For any mental effects caused by your atopic dermatitis diagnosis, it can be beneficial to speak to your friends and family about how you feel. You can also reach out to the National Eczema Society for people living with eczema.
What are other types of eczema?
Although atopic dermatitis is the most common form of eczema, there are several other types that it can be useful to be aware of. These include:
- Discoid eczema
- Contact dermatitis
- Varicose eczema
- Seborrheic eczema
- Dyshidrotic eczema
Atopic Dermatitis FAQs
What is the primary symptom of atopic dermatitis?
The primary symptom of atopic dermatitis is dry and itchy skin that often displays a red rash during outbreaks.
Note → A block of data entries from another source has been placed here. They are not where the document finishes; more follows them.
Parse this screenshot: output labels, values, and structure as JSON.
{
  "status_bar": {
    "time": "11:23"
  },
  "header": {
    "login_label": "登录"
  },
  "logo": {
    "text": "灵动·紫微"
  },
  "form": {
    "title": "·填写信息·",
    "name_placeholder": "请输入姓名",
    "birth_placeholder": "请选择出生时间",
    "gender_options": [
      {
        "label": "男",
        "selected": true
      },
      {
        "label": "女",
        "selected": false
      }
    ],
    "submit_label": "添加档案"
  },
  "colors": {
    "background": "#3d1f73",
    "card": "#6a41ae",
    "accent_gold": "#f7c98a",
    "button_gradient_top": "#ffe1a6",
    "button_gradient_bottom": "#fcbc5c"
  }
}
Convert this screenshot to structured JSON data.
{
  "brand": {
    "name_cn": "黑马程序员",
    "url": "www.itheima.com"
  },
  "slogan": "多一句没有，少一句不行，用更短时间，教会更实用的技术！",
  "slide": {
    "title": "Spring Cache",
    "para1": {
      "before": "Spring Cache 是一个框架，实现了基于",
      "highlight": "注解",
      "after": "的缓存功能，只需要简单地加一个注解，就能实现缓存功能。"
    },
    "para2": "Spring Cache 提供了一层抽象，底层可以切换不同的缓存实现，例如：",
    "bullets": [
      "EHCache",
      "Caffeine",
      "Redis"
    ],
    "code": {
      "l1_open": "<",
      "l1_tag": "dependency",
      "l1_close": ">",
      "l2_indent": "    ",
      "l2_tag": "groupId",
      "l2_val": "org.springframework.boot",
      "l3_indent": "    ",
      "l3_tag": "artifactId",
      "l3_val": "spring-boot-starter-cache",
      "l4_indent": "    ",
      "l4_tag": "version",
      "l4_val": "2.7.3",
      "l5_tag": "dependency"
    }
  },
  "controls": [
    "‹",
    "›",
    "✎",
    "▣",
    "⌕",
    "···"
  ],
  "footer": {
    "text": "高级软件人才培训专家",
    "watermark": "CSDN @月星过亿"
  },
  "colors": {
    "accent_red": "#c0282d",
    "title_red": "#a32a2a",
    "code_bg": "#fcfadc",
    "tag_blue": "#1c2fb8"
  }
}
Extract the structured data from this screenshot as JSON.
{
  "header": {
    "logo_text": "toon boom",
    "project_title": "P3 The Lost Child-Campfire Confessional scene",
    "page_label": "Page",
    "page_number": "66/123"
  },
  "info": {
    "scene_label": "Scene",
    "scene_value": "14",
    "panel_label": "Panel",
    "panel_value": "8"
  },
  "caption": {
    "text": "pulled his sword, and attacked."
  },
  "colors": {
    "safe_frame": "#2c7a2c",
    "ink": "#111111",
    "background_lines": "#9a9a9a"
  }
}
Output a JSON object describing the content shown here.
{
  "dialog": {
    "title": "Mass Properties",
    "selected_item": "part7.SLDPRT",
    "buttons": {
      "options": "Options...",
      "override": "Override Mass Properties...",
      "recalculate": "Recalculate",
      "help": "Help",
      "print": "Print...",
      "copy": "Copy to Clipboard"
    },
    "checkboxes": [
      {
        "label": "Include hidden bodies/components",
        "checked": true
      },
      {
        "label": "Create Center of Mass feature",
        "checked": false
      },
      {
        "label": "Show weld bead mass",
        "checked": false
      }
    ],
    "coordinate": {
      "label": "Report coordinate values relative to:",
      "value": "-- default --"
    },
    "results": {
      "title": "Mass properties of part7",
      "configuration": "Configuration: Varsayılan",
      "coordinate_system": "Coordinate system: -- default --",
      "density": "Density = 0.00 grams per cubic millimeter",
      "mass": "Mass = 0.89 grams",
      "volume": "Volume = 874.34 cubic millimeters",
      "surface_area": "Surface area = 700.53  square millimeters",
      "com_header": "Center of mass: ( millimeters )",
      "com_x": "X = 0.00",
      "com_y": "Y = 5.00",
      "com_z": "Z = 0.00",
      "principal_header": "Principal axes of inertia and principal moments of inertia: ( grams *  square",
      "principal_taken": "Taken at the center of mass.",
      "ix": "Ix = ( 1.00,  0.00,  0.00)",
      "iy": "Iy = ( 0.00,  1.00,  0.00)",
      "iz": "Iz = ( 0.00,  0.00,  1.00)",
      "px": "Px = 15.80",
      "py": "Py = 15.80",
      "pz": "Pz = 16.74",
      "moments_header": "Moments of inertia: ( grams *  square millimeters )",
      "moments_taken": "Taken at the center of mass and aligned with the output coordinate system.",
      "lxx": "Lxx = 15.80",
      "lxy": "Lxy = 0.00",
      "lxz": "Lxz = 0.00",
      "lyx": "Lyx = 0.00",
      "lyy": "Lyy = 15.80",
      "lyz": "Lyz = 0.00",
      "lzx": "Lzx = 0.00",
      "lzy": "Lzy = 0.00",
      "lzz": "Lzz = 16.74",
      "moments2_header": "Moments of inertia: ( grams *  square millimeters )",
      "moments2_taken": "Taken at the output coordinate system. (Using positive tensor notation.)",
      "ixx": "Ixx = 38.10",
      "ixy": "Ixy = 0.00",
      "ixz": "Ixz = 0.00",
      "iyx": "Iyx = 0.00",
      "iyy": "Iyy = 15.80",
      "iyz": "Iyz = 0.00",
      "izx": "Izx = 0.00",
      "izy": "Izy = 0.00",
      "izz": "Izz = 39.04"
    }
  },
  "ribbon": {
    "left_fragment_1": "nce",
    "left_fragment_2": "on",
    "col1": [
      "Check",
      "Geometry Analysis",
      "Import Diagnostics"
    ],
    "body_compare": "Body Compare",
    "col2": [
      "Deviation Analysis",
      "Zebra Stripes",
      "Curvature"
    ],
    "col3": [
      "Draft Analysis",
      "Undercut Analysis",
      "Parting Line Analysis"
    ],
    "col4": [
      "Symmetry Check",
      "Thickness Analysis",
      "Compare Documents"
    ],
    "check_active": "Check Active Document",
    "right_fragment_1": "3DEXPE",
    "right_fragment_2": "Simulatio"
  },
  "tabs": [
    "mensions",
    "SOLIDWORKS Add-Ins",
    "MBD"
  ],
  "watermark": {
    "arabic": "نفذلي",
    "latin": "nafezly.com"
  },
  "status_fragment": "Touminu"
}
What triggers atopic dermatitis?
There are many atopic dermatitis triggers, including stress, allergies, environmental factors such as cold weather and irritants such as harsh soaps, detergents, and cosmetics.
What is the fastest way to cure atopic dermatitis?
In most cases, there is no cure for the condition. You can use corticosteroids specially formulated for eczema skin and/or emollients for daily skincare. If your child has eczema, they may simply grow out of this condition with time.
What is the best practice against atopic dermatitis?
Try topical creams such as corticosteroids and emollients, oral medication and lifestyle changes such as lowering your stress levels and taking special baths.
What does atopic dermatitis look like?
Atopic dermatitis appears as a red rash on the skin, often swollen and itchy. In people with dark skin, this rash appears either purple, brown, or grey.
What is the difference between eczema and atopic dermatitis?
Atopic dermatitis is the most common form of eczema, affecting between 10-20% of children and 5-10% of adults.